Figure 8 is the classification results confusion matrix from the disease damage evaluation. It can be found that the probability of confusion between early blight and late blight is very low. Only one early blight image and two late blight images are divided into healthy leaves. It is proved that it is feasible to use DS-DETR to classify the level of disease damage because the disease damage evaluation is calculated through the area ratio, which has a unified evaluation standard and eliminates the error caused by subjective judgment.

5. Conclusions and Discussion

This paper developed a tomato leaf disease segmentation model based on DS-DETR. We accelerated the convergence speed and improved the model’s accuracy through an unsupervised pre-training model.
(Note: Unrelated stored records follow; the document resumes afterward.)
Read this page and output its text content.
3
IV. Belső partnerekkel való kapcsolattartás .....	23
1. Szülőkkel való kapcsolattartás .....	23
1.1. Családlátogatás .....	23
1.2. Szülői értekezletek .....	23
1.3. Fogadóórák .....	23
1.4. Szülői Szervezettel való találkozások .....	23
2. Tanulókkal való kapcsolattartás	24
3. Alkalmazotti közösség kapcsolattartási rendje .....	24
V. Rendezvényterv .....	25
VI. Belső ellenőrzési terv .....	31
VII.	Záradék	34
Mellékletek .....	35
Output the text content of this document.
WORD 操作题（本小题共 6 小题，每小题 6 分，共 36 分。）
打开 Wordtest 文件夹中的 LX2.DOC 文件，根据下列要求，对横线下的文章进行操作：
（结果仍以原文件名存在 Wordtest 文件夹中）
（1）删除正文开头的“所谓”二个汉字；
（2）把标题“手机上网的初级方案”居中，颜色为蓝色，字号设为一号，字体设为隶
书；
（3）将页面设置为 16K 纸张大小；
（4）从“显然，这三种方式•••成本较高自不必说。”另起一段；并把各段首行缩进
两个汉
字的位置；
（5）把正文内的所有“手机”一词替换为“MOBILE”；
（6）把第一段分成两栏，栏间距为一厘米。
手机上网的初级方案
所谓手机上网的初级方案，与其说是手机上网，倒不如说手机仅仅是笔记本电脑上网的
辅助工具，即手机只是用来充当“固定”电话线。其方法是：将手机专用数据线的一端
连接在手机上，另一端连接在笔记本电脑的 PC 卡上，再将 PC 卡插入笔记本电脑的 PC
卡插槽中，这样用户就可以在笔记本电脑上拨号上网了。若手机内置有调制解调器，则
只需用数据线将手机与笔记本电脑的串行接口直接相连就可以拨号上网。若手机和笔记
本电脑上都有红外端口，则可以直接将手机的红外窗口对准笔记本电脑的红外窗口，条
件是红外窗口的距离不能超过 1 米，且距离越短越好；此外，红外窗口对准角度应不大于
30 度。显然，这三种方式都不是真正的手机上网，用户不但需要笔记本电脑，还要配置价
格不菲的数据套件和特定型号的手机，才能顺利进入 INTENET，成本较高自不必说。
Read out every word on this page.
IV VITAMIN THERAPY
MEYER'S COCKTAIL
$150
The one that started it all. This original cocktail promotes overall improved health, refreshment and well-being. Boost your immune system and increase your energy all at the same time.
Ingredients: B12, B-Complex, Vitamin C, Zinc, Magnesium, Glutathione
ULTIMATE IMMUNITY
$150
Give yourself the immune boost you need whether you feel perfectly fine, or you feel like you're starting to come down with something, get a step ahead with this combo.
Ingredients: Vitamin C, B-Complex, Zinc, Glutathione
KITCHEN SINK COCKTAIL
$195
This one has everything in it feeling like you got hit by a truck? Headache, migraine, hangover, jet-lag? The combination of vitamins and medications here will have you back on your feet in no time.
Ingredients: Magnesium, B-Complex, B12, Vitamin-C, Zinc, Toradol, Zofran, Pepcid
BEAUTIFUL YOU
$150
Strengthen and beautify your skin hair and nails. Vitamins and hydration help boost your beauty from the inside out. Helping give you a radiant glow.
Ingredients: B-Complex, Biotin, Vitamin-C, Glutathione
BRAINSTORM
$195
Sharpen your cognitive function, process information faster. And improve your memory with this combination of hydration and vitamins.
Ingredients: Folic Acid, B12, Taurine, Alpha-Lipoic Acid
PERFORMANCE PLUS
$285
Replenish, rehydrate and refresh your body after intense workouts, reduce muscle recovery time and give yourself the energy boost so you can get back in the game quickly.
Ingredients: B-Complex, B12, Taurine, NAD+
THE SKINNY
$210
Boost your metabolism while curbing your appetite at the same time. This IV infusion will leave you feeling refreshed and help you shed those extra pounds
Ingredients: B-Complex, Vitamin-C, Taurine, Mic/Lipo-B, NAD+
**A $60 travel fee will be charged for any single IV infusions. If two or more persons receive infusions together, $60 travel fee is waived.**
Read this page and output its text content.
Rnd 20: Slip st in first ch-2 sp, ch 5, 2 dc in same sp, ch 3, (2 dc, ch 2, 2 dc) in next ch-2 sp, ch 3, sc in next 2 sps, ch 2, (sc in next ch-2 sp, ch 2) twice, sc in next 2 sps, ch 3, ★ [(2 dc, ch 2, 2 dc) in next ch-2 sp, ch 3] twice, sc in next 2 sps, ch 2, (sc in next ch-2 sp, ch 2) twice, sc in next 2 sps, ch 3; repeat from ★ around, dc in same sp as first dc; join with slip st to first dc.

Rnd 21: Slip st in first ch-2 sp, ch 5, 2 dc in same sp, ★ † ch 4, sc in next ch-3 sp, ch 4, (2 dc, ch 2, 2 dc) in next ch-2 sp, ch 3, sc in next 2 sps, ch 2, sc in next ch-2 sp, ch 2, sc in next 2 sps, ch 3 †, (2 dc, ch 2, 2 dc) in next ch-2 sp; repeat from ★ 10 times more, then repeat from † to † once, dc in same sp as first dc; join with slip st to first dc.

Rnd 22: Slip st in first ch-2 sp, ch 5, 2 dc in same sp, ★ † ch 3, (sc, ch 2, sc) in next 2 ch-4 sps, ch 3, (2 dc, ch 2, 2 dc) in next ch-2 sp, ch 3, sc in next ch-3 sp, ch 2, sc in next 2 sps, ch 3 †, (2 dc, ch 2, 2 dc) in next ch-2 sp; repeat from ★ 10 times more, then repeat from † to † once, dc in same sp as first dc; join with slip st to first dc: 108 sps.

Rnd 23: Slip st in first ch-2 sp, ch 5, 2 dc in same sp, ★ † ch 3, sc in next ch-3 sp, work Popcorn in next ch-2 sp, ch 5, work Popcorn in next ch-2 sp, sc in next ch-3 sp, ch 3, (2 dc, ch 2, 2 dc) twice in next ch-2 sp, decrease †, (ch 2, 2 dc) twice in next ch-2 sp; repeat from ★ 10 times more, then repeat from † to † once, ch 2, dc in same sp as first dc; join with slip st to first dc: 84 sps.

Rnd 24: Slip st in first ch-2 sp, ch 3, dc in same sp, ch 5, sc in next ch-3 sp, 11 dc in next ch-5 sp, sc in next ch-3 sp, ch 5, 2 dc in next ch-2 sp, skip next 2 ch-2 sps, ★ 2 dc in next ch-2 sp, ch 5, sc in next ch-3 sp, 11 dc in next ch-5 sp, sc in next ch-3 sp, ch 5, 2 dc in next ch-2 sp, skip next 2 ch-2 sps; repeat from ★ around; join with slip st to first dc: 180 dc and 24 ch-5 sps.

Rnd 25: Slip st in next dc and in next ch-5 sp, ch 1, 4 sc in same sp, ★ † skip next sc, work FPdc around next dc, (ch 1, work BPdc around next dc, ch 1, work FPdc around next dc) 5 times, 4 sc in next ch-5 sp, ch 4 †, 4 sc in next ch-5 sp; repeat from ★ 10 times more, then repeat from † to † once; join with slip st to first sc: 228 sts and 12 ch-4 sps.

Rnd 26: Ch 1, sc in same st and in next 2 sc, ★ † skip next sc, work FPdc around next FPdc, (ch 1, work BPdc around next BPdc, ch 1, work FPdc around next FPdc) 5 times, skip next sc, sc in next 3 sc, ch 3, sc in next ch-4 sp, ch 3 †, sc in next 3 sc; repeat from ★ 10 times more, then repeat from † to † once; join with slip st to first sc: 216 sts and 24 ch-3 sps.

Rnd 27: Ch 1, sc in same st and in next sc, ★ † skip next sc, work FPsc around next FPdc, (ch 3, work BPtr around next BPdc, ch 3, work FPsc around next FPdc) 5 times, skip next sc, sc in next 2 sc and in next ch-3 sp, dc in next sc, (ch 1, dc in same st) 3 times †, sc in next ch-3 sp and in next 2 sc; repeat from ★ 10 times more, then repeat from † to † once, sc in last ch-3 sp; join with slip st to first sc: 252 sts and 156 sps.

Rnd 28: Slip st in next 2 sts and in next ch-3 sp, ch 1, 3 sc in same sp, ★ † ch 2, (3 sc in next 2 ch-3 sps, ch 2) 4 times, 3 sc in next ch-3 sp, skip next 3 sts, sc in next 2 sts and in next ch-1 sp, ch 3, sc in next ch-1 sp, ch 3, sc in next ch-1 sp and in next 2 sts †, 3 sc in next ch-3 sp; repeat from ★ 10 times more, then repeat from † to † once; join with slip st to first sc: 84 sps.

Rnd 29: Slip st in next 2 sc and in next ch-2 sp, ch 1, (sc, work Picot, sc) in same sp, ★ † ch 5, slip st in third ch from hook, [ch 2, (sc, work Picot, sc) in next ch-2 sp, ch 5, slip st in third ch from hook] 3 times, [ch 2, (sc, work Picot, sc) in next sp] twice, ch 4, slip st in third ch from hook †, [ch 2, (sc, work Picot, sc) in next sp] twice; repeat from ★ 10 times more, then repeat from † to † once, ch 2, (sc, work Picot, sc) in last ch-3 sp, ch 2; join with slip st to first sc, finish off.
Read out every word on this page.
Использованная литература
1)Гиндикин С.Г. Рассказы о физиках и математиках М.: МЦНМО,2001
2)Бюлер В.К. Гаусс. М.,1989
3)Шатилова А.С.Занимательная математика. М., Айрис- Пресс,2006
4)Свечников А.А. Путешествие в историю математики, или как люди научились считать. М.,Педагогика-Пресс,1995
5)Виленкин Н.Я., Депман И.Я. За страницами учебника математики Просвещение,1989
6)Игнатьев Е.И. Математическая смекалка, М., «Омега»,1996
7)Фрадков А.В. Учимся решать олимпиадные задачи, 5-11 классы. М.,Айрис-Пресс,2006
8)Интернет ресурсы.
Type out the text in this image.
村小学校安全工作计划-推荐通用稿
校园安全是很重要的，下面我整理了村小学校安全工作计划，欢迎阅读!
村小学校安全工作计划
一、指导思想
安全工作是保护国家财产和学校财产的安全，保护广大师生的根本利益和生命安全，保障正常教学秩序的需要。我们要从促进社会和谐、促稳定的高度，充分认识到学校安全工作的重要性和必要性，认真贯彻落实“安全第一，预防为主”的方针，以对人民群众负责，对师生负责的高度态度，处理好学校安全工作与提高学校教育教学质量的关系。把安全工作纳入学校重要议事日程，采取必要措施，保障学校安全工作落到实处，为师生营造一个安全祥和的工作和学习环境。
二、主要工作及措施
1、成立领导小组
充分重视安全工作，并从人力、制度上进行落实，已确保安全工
Then, SMCA was used to extract the features in different spatial positions. In the meantime, improving relative position encoding is used to better establish the position relationship between the disease spot and the leaf and to better retain the position features between different instances in model training. Through the above series of improvements, the unsupervised pre-training model is obtained on the PDCD, and the model performance is valid on TDSD. The experimental results show that DS-DETR achieved excellent results: 0.7393% and 0.6823% in APbox and APmask, respectively. APbox and APmask increased by 20.92% and 16.22% compared with the original network. Additionally, the number of training epochs required by the model reduced significantly. Then, we calculated the area ratio of the segmented disease spots to evaluate the level of disease damage. Additionally, the classification accuracy of the disease damage evaluation reached 96.40%. This paper provides technical support for evaluating the level of tomatoes’ early and late blight damage.
However, there are still some problems in this method that need to be solved urgently. Through experiments, it has been found that the segmentation effect of the model for small spots needs to be improved. In future work, we will introduce multi-scale features into the model. Additionally, we will continue to enrich the segmentation dataset of tomato diseases. The dataset will be expanded to include more disease classes and images. In addition, our model is currently only validated for leaf spot images with simple backgrounds. We will continue to validate the segmentation effect of leaf spots in images with complex backgrounds.

Author Contributions

Conceptualization, C.W. and C.Y.; methodology, C.W. and J.W.; software, C.W. and J.W.; validation, C.W. and J.W.; formal analysis, C.W. and J.W.; investigation, H.S. and T.Z.; resources, Z.M. and J.W.; data curation, C.Y. and J.W.; writing—original draft preparation, Z.M. and H.C.; writing—review and editing, C.W. and J.W.; visualization, H.C. and J.W.; supervision, C.W. and C.Y.; project administration, C.W.; funding acquisition, C.W. All authors have read and agreed to the published version of the manuscript.

Funding

This research was funded by the National Natural Science Foundation of China (Key Program) (No. U19A2061), the Industrial Technology and Development Project of Development and Reform Commission of Jilin Province (No. 2021C044-8), the Natural Science Foundation of Jilin Province of China (No. 20180101041JC), the Social Sciences project of Jilin Provincial Education Department (No. JJKH20220376SK), and Science and technology research project of Education Department of Jilin Province (No. JJKH20190924KJ).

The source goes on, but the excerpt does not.